Stellt man hier "PLCSIM (MPI)" ein, so kann man zwar das Programm aus dem Step7-Manager laden und testen/beobachten, aber von WinCCflexible kommt keine Verbindung zustande.
Kann sein dass sich PLCSIM die Einstellungen irgendwie merkt, sodass es auf deinem anderen Rechner außerhalb der VM funktioniert, in der VM bei PLCSIM aber noch andere Einstellungen vorhanden sind.
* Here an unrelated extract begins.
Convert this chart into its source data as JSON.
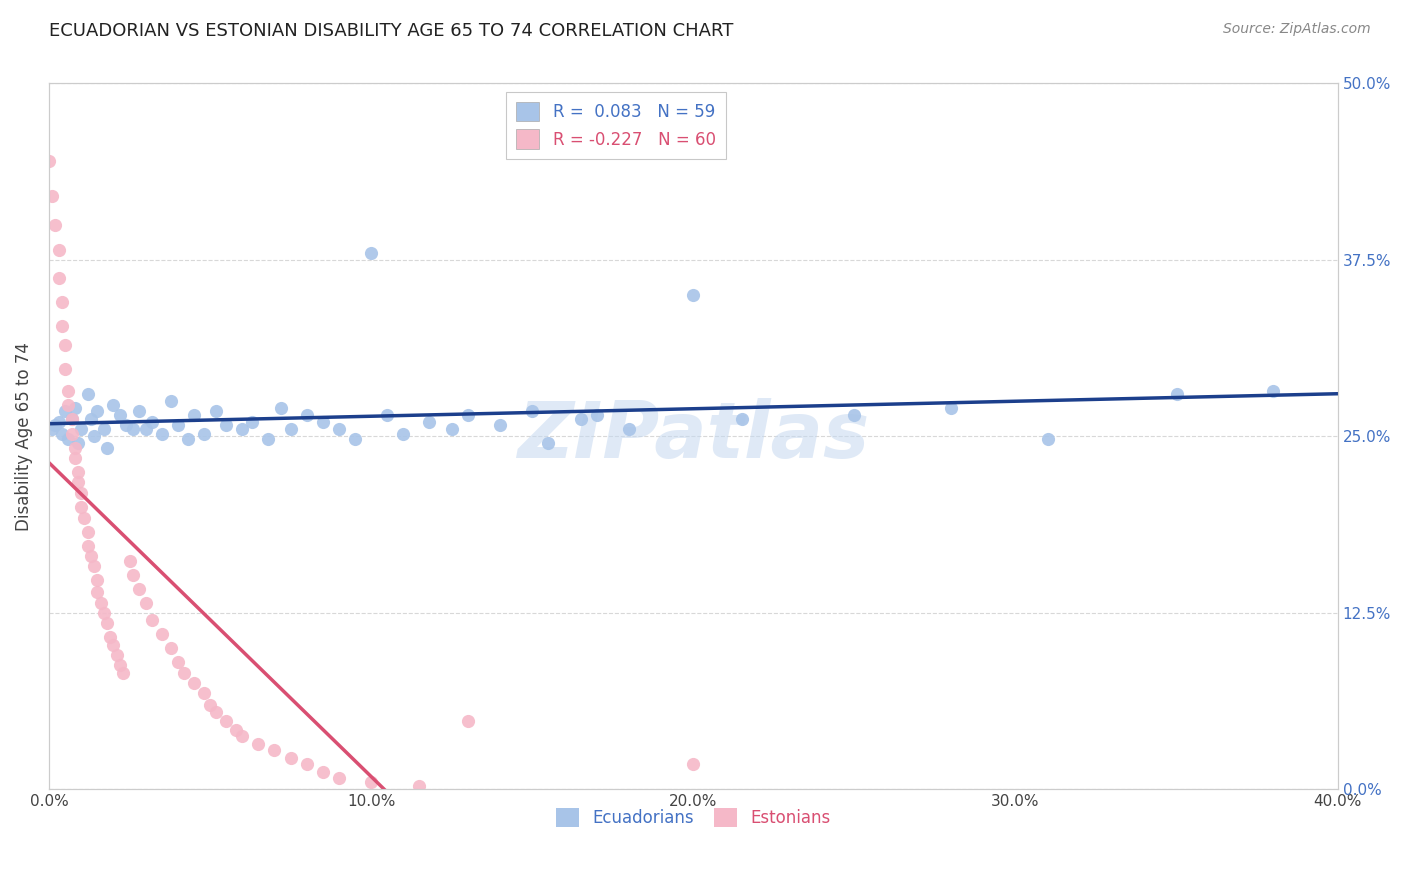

Bei PLCSIM habe ich auch manchmal Probleme, wenn ich in Netpro ein PG mit aktivierter Schnittstelle projektiert habe. Dort wähle ich dann immer den entsprechenden Haken ab.


----------



## bike (26 Dezember 2010)

Zunächst danke für die Hinweise.


Heute hat sich wieder gezeigt, dass das Problem meist 80cm vor dem Bildschirm ist.
Mein Fehler war, dass ich eine alte Version von PLC SIM in dieser VM laufen hatte.
Und bei PLCSIM V5.1 hatte ich auch schon unter "normalen" Win Probleme.


bike


P.S: ich gelobe Besserung, das sollte eigentlich nicht so passieren.


----------